Moral Injury among Transplant Providers: Evaluating the Effects of Training in End-of-Life Counseling
DOI:
https://doi.org/10.17161/kjm.vol16.21171Keywords:
Moral injury, Transplant, End of life counseling, Medical education, Physician distressAbstract
Introduction. Ethical issues are pervasive in healthcare, but few specialties rival the moral complexity of transplant medicine. Transplant providers must regularly inform patients that they are no longer eligible to receive a potentially life-saving operation and the stress of these conversations poses a high risk of moral injury.
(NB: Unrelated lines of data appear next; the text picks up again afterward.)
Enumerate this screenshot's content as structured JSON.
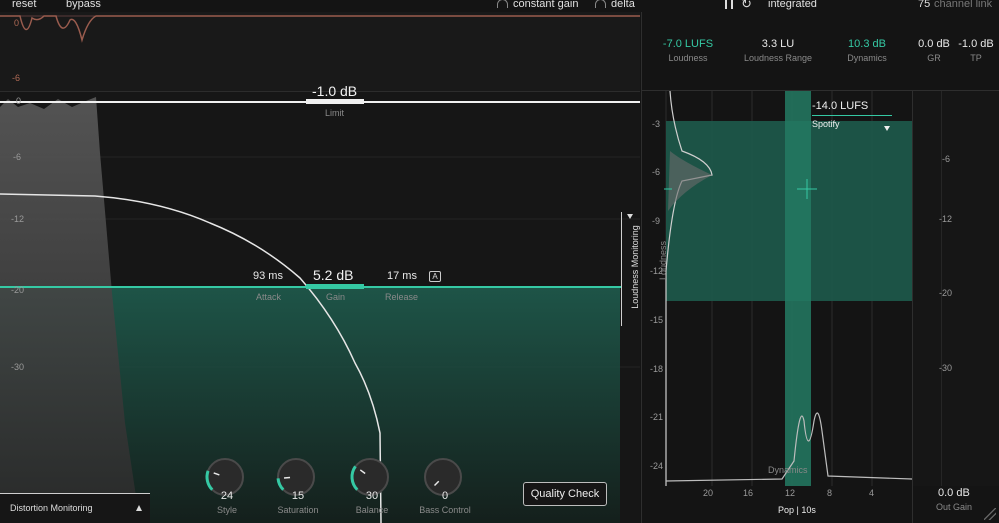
{
  "topbar": {
    "reset": "reset",
    "bypass": "bypass",
    "constant_gain": "constant gain",
    "delta": "delta",
    "mode": "integrated",
    "channel_link_value": "75",
    "channel_link_label": "channel link"
  },
  "limiter": {
    "limit_value": "-1.0 dB",
    "limit_label": "Limit",
    "attack_value": "93 ms",
    "attack_label": "Attack",
    "gain_value": "5.2 dB",
    "gain_label": "Gain",
    "release_value": "17 ms",
    "release_label": "Release",
    "auto_badge": "A",
    "top_scale": [
      "0",
      "-6"
    ],
    "scale": [
      "0",
      "-6",
      "-12",
      "-20",
      "-30"
    ],
    "gain_reduction_fraction": 0.3
  },
  "bottom_controls": {
    "distortion_monitoring": "Distortion Monitoring",
    "quality_check": "Quality Check",
    "knobs": [
      {
        "label": "Style",
        "value": "24",
        "level": 0.24
      },
      {
        "label": "Saturation",
        "value": "15",
        "level": 0.15
      },
      {
        "label": "Balance",
        "value": "30",
        "level": 0.3
      },
      {
        "label": "Bass Control",
        "value": "0",
        "level": 0.0
      }
    ]
  },
  "loudness_monitoring": "Loudness Monitoring",
  "stats": [
    {
      "value": "-7.0 LUFS",
      "label": "Loudness",
      "accent": true
    },
    {
      "value": "3.3 LU",
      "label": "Loudness Range",
      "accent": false
    },
    {
      "value": "10.3 dB",
      "label": "Dynamics",
      "accent": true
    },
    {
      "value": "0.0 dB",
      "label": "GR",
      "accent": false
    },
    {
      "value": "-1.0 dB",
      "label": "TP",
      "accent": false
    }
  ],
  "graph": {
    "target_value": "-14.0 LUFS",
    "target_preset": "Spotify",
    "loudness_axis_label": "Loudness",
    "dynamics_axis_label": "Dynamics",
    "y_scale": [
      "-3",
      "-6",
      "-9",
      "-12",
      "-15",
      "-18",
      "-21",
      "-24"
    ],
    "x_scale": [
      "20",
      "16",
      "12",
      "8",
      "4"
    ],
    "genre": "Pop | 10s"
  },
  "out_meter": {
    "scale": [
      "-6",
      "-12",
      "-20",
      "-30"
    ],
    "value": "0.0 dB",
    "label": "Out Gain"
  },
  "colors": {
    "accent": "#35c9a4",
    "background": "#141414",
    "panel": "#1b1b1b"
  }
}
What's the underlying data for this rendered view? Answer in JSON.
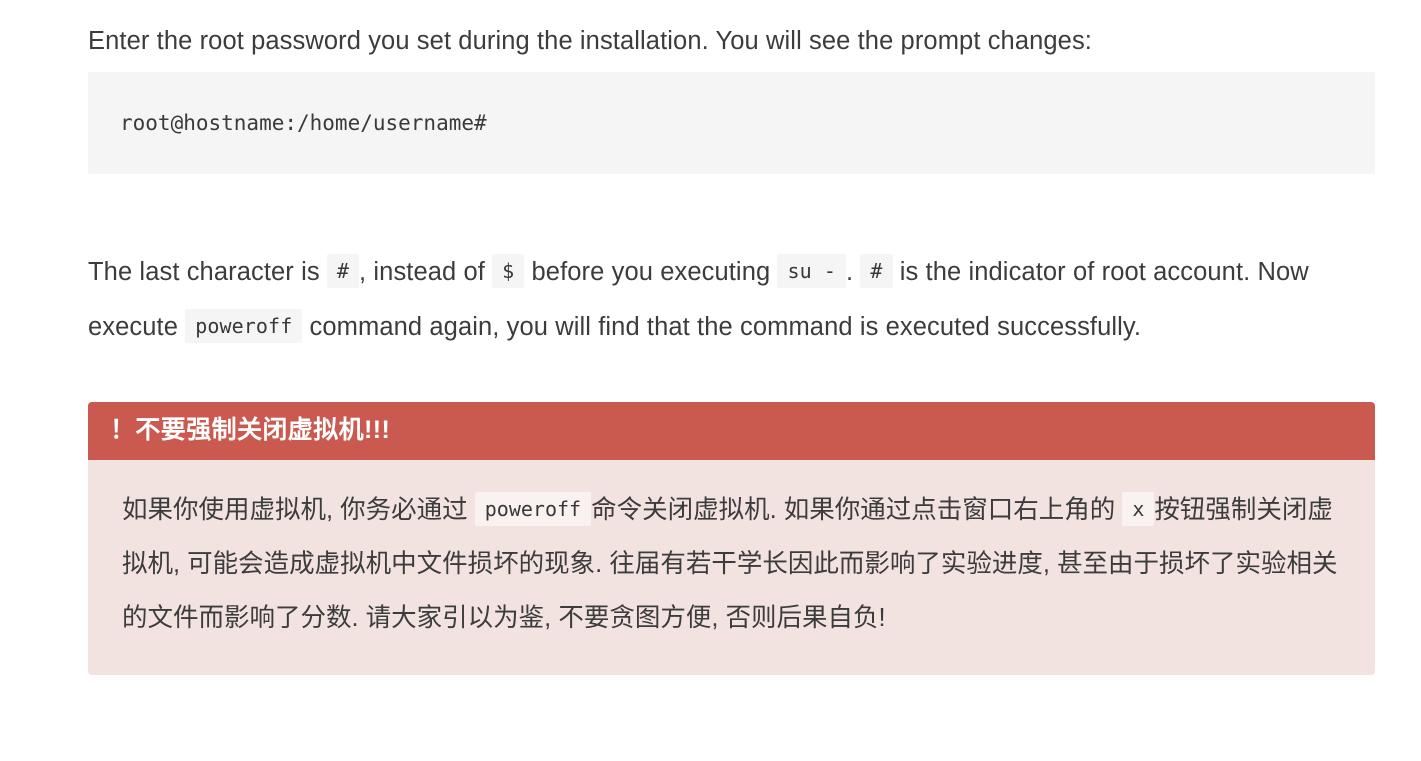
{
  "document": {
    "intro_paragraph": "Enter the root password you set during the installation. You will see the prompt changes:",
    "code_block": {
      "content": "root@hostname:/home/username#",
      "language": "shell"
    },
    "explanation": {
      "seg1": "The last character is",
      "code1": "#",
      "seg2": ", instead of",
      "code2": "$",
      "seg3": "before you executing",
      "code3": "su -",
      "seg4": ".",
      "code4": "#",
      "seg5": "is the indicator of root account. Now execute",
      "code5": "poweroff",
      "seg6": "command again, you will find that the command is executed successfully."
    },
    "admonition": {
      "type": "danger",
      "title": "！不要强制关闭虚拟机!!!",
      "title_background": "#ca5a50",
      "body_background": "#f2e3e1",
      "body": {
        "seg1": "如果你使用虚拟机, 你务必通过",
        "code1": "poweroff",
        "seg2": "命令关闭虚拟机. 如果你通过点击窗口右上角的",
        "code2": "x",
        "seg3": "按钮强制关闭虚拟机, 可能会造成虚拟机中文件损坏的现象. 往届有若干学长因此而影响了实验进度, 甚至由于损坏了实验相关的文件而影响了分数. 请大家引以为鉴, 不要贪图方便, 否则后果自负!"
      }
    }
  }
}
Training in end of life counseling (EOLC) has been shown to significantly reduce provider stress and burnout. We hypothesized that training in EOLC reduces levels of moral injury among transplant providers.
Methods. This was a mixed methods study. A survey was administered to staff in the solid organ transplant department at the University of Kansas Health System. Providers indicated whether they had received training in EOLC and completed the standardized Moral Injury Symptom Scale-Healthcare Professionals version (MISS-HP). A two-sample, one-sided t-test compared levels of moral injury between trained and untrained staff. Subsequently, semi-structured interviews were conducted with transplant providers, and inductive coding followed by thematic network analysis was performed.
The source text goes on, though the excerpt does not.